In the past 15 years Psychologists have turned their attention to what makes us happy in life. The research is loud and clear, your thinking has a huge impact on this. This post looks at what the research shows is ‘good’ thinking, what is not and shows an easy way to change how you think.
A group of us were discussing the idea of luck during a workshop I was running. One participant piped up, ‘I not one of those lucky ones, I’ve never been lucky and probably never will.’
It was a typical response from someone who has a pessimistic explanatory style. The bad news for this participant is that his thinking makes him right.
When doing research for a book called ‘The Luck Factor’ Richard Wiseman discovered that people who considered themselves lucky in one area of their life, were usually also lucky in other areas. This led him to believe that luck is not something that occurs randomly, but instead it’s something that people create through their thinking.
We’ve all heard the terms optimist and pessimist, but what do they exactly mean? Seligman studied the patterns of thinking of hundreds of individuals and noticed that people could explain events in two different ways.
Imagine you’ve thrown a dinner party and the food you’ve cooked has been exquisite. The night was a roaring success and all the guests told you how much they loved it.
If you’re an optimist you might think something along the lines of, ‘Wow I’m a great host and a great cook. I’m sure this party was the start of many great evenings with my friends. And you know what, I’m sure I can use these same skills to turn that work event I’m planning into a huge success as well.’
In other words you’ve built up the event. You’ve made it permanent (you can repeat it), you’ve made it personal (it was YOUR skills that created the success) and you’ve made it universal (you’ve applied it to other areas of your life). As a result you feel great!
If you’re a pessimist your thinking might be a little different. You might say to yourself, ‘That was a fluke. I’ll never be able to re-create that food. There was something in the air that made everyone have fun’.
In other words, you’ve played down the event. You’ve made it temporary (you cannot repeat it), you’ve made it external (you had nothing to do with the success) and you’ve kept it specific (you haven’t applied it to other areas of your life). Chances are it hasn’t given you the same boost that the optimist got.

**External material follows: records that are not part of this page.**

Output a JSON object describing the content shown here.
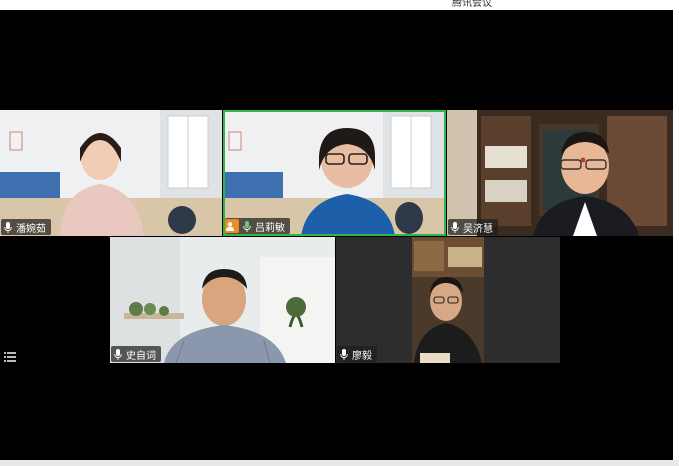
{
  "window": {
    "title": "腾讯会议"
  },
  "participants": [
    {
      "name": "潘婉茹"
    },
    {
      "name": "吕莉敏"
    },
    {
      "name": "吴济慧"
    },
    {
      "name": "史自词"
    },
    {
      "name": "廖毅"
    }
  ],
  "icons": {
    "mic": "mic-icon",
    "menu": "list-menu-icon",
    "avatar": "person-icon"
  },
  "colors": {
    "active_speaker_border": "#2fb84a",
    "label_bg": "#1e1e1e",
    "avatar_badge": "#f08a24"
  }
}
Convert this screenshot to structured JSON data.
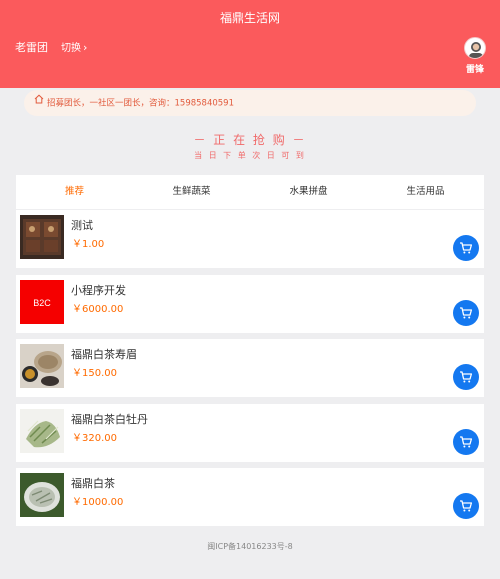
{
  "header": {
    "title": "福鼎生活网",
    "leader_name": "老雷团",
    "switch_label": "切换",
    "user_name": "雷锋"
  },
  "notice": {
    "text": "招募团长，一社区一团长，咨询：15985840591"
  },
  "flash_sale": {
    "title": "－ 正 在 抢 购 －",
    "subtitle": "当 日 下 单  次 日 可 到"
  },
  "tabs": [
    {
      "label": "推荐",
      "active": true
    },
    {
      "label": "生鲜蔬菜",
      "active": false
    },
    {
      "label": "水果拼盘",
      "active": false
    },
    {
      "label": "生活用品",
      "active": false
    }
  ],
  "products": [
    {
      "name": "测试",
      "price": "￥1.00",
      "thumb": "cabinet-photo"
    },
    {
      "name": "小程序开发",
      "price": "￥6000.00",
      "thumb": "b2c-logo",
      "thumb_text": "B2C"
    },
    {
      "name": "福鼎白茶寿眉",
      "price": "￥150.00",
      "thumb": "tea-set-photo"
    },
    {
      "name": "福鼎白茶白牡丹",
      "price": "￥320.00",
      "thumb": "tea-leaves-photo"
    },
    {
      "name": "福鼎白茶",
      "price": "￥1000.00",
      "thumb": "tea-bowl-photo"
    }
  ],
  "footer": {
    "icp": "闽ICP备14016233号-8"
  },
  "colors": {
    "header_bg": "#fb5a5c",
    "accent": "#ff6a00",
    "cart_button": "#1478f0"
  }
}
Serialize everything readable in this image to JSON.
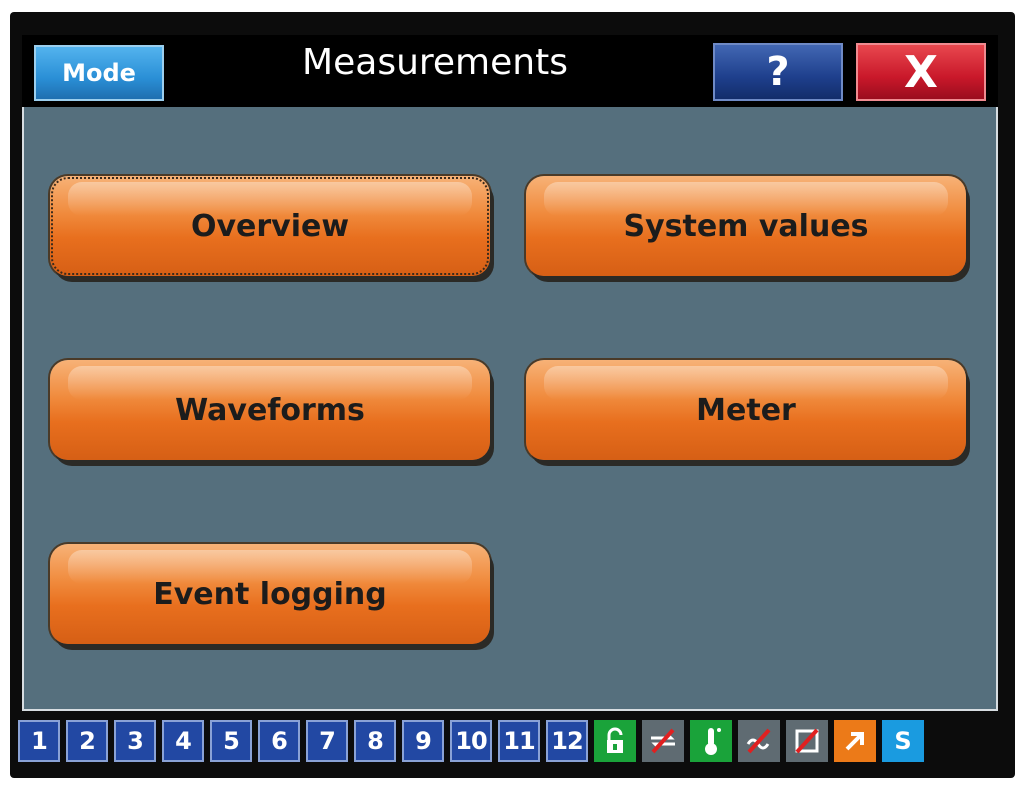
{
  "header": {
    "title": "Measurements",
    "mode_label": "Mode",
    "help_label": "?",
    "close_label": "X"
  },
  "menu": {
    "overview": "Overview",
    "system_values": "System values",
    "waveforms": "Waveforms",
    "meter": "Meter",
    "event_logging": "Event logging"
  },
  "statusbar": {
    "tabs": [
      "1",
      "2",
      "3",
      "4",
      "5",
      "6",
      "7",
      "8",
      "9",
      "10",
      "11",
      "12"
    ],
    "icons": [
      "unlock-icon",
      "swap-arrows-disabled-icon",
      "thermometer-icon",
      "link-disabled-icon",
      "device-disabled-icon",
      "arrow-up-right-icon",
      "s-icon"
    ],
    "s_label": "S"
  },
  "colors": {
    "screen_bg": "#556f7d",
    "menu_button": "#f08a3c",
    "mode_button": "#2a8fd6",
    "help_button": "#1e3f8c",
    "close_button": "#c9182a",
    "tab_blue": "#2248a3"
  }
}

What about when something negative happens? This is where it gets even more interesting. Seligman found that in a negative event the exact opposite happens.
Let’s imagine you’ve applied for a job and you’ve just received a rejection letter.
An optimist would think something like, ‘It was only one job, they probably needed different skills. I’m sure I’ll do better in my other applications.’
The pessimist might think, ‘This is a disaster. I’m sure I’ll be rejected in my other applications too. I’m just not good enough.’
This time the optimist has made the event temporary, external and specific, while the pessimist has made it permanent, personal and universal. As a result the optimist might shrug the incident off, while the pessimist might end up feeling very disheartened about it.
When we break down the idea of optimism and pessimism in such a way it becomes much easier to see why research shows that optimists do better at work, live longer and report more fulfilling lives.
If you like the sound of this, here’s what you can do to think more optimistically in life.
When something good happens ask yourself the following questions:
- What part did I play in making this a success?
- How can I apply these skills to other areas of my life?
When something bad happens ask yourself these questions making sure you find reasons to say NO to each question:
- Is this permanent?
- Is this widespread?
- Is this personal?
You might want to follow this line of questioning with:
What specific action can I take to get a better result next time?
Psychologists also recommend that we avoid ‘catastrophising’ negative events. Here are two more questions to help with that.
- Will this matter in 5 years’ time?
- What are the overall consequences? And why are these not as bad as they seem on the surface?
Hope this post helps you think more optimistically about events that happen in your life.
What current event will you apply this strategy to?